Der Bundesnachrichtendienst, das Bundesamt für Verfassungsschutz und der Militärische Abschirmdienst bestätigen diese Bedrohung – insbesondere aus dem Ausland. Die Sicherheitsbehörden warnen darüber hinaus vor Cyberangriffen, einschlägiger Propaganda im Internet, Sabotageakten und gezielten Ausspähversuchen. Laut Bundeskriminalamt lag die Zahl der aus dem Ausland gesteuerten Cybercrime-Taten 2023 bei weit über 130.000 Fällen und wuchs um 28 Prozent gegenüber dem Vorjahr. 

Bauschaum in Auspuffrohren

Fast schon skurril mutet ein Vorfall im Dezember 2024 an: In mehreren deutschen Bundesländern wurden Hunderte Autos beschädigt, indem ihre Auspuffrohre mit Bauschaum verstopft wurden. Daneben fanden sich Aufkleber mit der Aufschrift „Sei grüner!“ und einem Bild von Bundeswirtschaftsminister Robert Habeck. Dies sollte Ressentiments gegen die Grünen schüren.
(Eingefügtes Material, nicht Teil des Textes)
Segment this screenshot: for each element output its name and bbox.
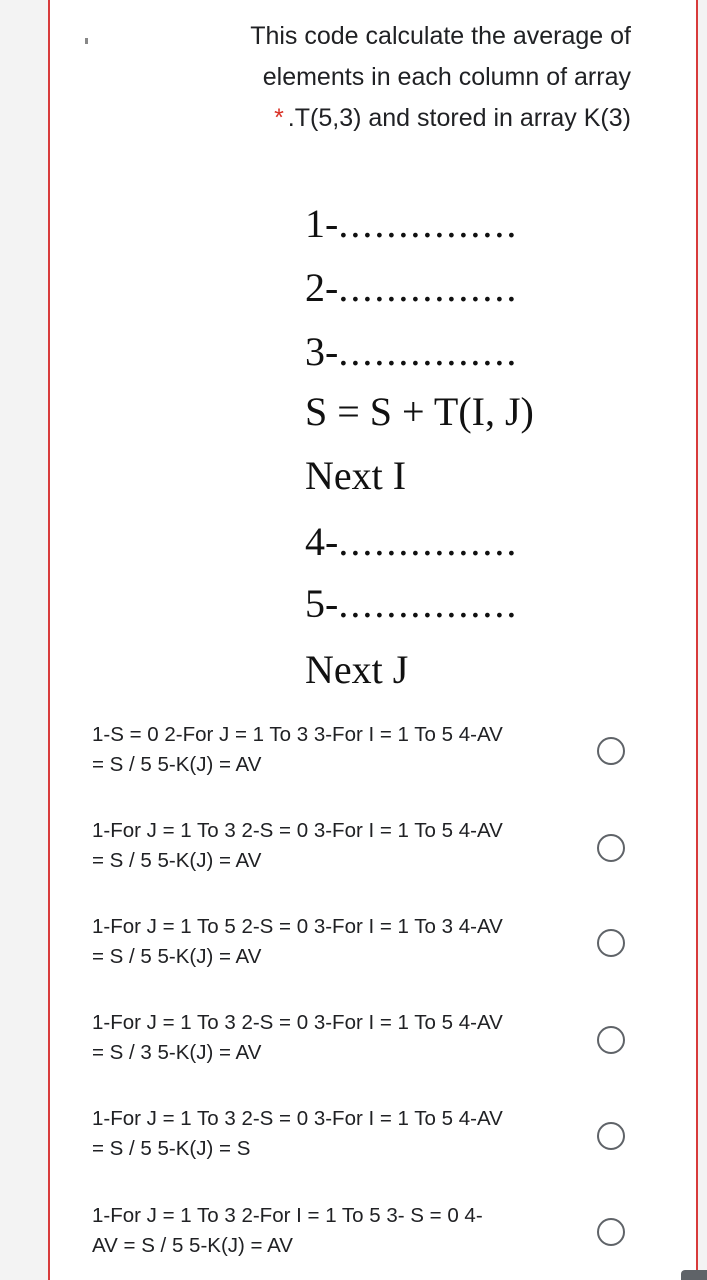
option-4-label[interactable] — [92, 1008, 582, 1068]
option-6-line-2: AV = S / 5 5-K(J) = AV — [92, 1234, 293, 1257]
code-line-4 — [305, 518, 518, 565]
code-line-3 — [305, 328, 518, 375]
option-3-line-2: = S / 5 5-K(J) = AV — [92, 945, 262, 968]
question-title-line-3-text: .T(5,3) and stored in array K(3) — [287, 104, 631, 132]
edge-mark — [85, 38, 88, 44]
code-step-3: 3- — [305, 329, 339, 374]
option-6-line-1: 1-For J = 1 To 3 2-For I = 1 To 5 3- S = 0 4- — [92, 1204, 483, 1227]
code-line-1 — [305, 200, 518, 247]
option-2-label[interactable] — [92, 816, 582, 876]
code-step-1: 1- — [305, 201, 339, 246]
option-6-radio[interactable] — [597, 1218, 625, 1246]
option-2-radio[interactable] — [597, 834, 625, 862]
option-5-radio[interactable] — [597, 1122, 625, 1150]
option-2-line-1: 1-For J = 1 To 3 2-S = 0 3-For I = 1 To 5 4-AV — [92, 819, 503, 842]
code-blank-5: ............... — [338, 581, 519, 626]
code-blank-2: ............... — [338, 265, 519, 310]
code-line-sum: S = S + T(I, J) — [305, 389, 534, 434]
option-3-label[interactable] — [92, 912, 582, 972]
code-line-2 — [305, 264, 518, 311]
code-step-2: 2- — [305, 265, 339, 310]
question-title-line-1: This code calculate the average of — [250, 22, 631, 50]
required-asterisk: * — [274, 104, 284, 132]
option-1-radio[interactable] — [597, 737, 625, 765]
code-line-next-i: Next I — [305, 453, 407, 498]
question-card — [48, 0, 698, 1280]
option-5-label[interactable] — [92, 1104, 582, 1164]
option-1-line-1: 1-S = 0 2-For J = 1 To 3 3-For I = 1 To 5 4-AV — [92, 723, 503, 746]
option-1-line-2: = S / 5 5-K(J) = AV — [92, 753, 262, 776]
option-3-radio[interactable] — [597, 929, 625, 957]
option-5-line-2: = S / 5 5-K(J) = S — [92, 1137, 251, 1160]
option-5-line-1: 1-For J = 1 To 3 2-S = 0 3-For I = 1 To 5 4-AV — [92, 1107, 503, 1130]
option-1-label[interactable] — [92, 720, 582, 780]
code-line-5 — [305, 580, 518, 627]
code-blank-4: ............... — [338, 519, 519, 564]
code-line-next-j: Next J — [305, 647, 409, 692]
option-2-line-2: = S / 5 5-K(J) = AV — [92, 849, 262, 872]
option-6-label[interactable] — [92, 1201, 582, 1261]
code-blank-3: ............... — [338, 329, 519, 374]
option-4-line-1: 1-For J = 1 To 3 2-S = 0 3-For I = 1 To 5 4-AV — [92, 1011, 503, 1034]
option-3-line-1: 1-For J = 1 To 5 2-S = 0 3-For I = 1 To 3 4-AV — [92, 915, 503, 938]
code-step-5: 5- — [305, 581, 339, 626]
question-title-line-2: elements in each column of array — [262, 63, 631, 91]
option-4-radio[interactable] — [597, 1026, 625, 1054]
corner-tab — [681, 1270, 707, 1280]
question-title-line-3 — [274, 104, 631, 133]
code-blank-1: ............... — [338, 201, 519, 246]
option-4-line-2: = S / 3 5-K(J) = AV — [92, 1041, 262, 1064]
code-step-4: 4- — [305, 519, 339, 564]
Reaktionen und Gegenmaßnahmen

Als Zentralstelle der deutschen Polizei übernimmt das Bundeskriminalamt bei der Cybercrime-Bekämpfung koordinierende Aufgaben, stellt Informationen und Tools zur Verfügung und ist Knotenpunkt der internationalen Zusammenarbeit. Als behörden- und institutionenübergreifende Plattform dient zudem das Nationale Cyber-Abwehrzentrum (Cyber-AZ). Die Aufklärungsquote bei Cybercrime-Delikten lag 2023 bei 32,2 Prozent. Erst im Januar 2025 gelang es den deutschen Behörden in internationaler Zusammenarbeit, die zwei weltweit größten Cybercrime-Foren „nulled.to“ und „cracked.io“ abzuschalten. Die Abwehrfähigkeiten gegen Cyberangriffe sollen verstärkt und der Schutz kritischer Infrastrukturen ausgebaut werden. Die Bundesregierung arbeitet eng mit internationalen Partnern zusammen, um Informationen auszutauschen und gemeinsame Strategien zur Abwehr hybrider Bedrohungen zu entwickeln.

Bei der Gefahr durch Desinformation setzt die Bundesregierung vor allem auf Aufklärung der Öffentlichkeit. Das Bundesministerium des Innern bietet auf seiner Website konkrete Beispiele von Desinformation und erklärt, wie solche Falschmeldungen erkannt werden können.